U.S. agriculture has been facing a poor harvest this year, aggravating the global food supply crisis, industry executives have said.
The supply of food worldwide has been tight, since Russia’s war in Ukraine cut off vital shipments of resources needed to make fertilizer and grain products from the region.
Several high-level executives from big agricultural firms such as Bayer, Corteva, Archer Daniels Midland, and Bunge, told The Wall Street Journal that it will take at least two more years of good harvests in North and South America to ease the supply pressures.
“The current market expectation is that global grain and oilseeds markets need two consecutive normal crop years to stabilize global supplies,” said Chuck Magro, chief executive of Corteva, at an investor presentation this week.
This year’s grain harvest has fallen below normal yields in the West, hindering efforts to restock global crop supplies he explained.

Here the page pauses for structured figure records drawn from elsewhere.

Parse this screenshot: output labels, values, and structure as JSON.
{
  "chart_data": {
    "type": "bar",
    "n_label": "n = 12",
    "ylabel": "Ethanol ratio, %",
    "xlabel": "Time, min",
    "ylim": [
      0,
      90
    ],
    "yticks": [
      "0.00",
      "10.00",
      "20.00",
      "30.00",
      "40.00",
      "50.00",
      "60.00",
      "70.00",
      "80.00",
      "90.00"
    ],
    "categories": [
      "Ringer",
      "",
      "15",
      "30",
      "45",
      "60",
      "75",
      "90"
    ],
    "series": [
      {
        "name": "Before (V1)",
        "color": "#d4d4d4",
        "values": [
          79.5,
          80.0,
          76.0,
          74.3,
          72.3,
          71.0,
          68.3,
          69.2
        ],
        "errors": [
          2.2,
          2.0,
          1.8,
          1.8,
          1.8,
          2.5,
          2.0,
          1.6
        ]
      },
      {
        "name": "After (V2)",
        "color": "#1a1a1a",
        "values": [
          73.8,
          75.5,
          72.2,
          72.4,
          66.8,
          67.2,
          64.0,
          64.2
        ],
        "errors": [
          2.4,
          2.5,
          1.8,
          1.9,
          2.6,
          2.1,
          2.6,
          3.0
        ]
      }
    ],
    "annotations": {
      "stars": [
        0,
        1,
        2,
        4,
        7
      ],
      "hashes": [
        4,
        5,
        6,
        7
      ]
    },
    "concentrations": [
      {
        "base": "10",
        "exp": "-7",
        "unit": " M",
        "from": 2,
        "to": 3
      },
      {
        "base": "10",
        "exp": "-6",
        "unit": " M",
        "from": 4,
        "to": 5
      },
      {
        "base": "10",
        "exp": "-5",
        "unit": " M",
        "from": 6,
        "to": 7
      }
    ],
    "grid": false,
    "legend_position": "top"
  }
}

The United States and South America, two of the world’s major crop exporters, faced persistent drought conditions this summer.
The hot summer worsened drought conditions in states throughout the U.S. Grain Belt, which saw a major reduction in the harvest due to lack of water and a wet spring planting season earlier in the year.
The Agriculture Department announced on Sept. 12, that it had lowered its nationwide corn production estimates to 13.9 billion bushels.
This is 3 percent lower than its projections in August, about 8 percent lower than the total amount harvested last year.
Projections for soybean production estimates in September were down 3 percent from August, down slightly from 2021.
Maintaining a Food Truce
Global recession fears have also weighed on food commodity markets and the prolonged conflict in Ukraine has not helped matters.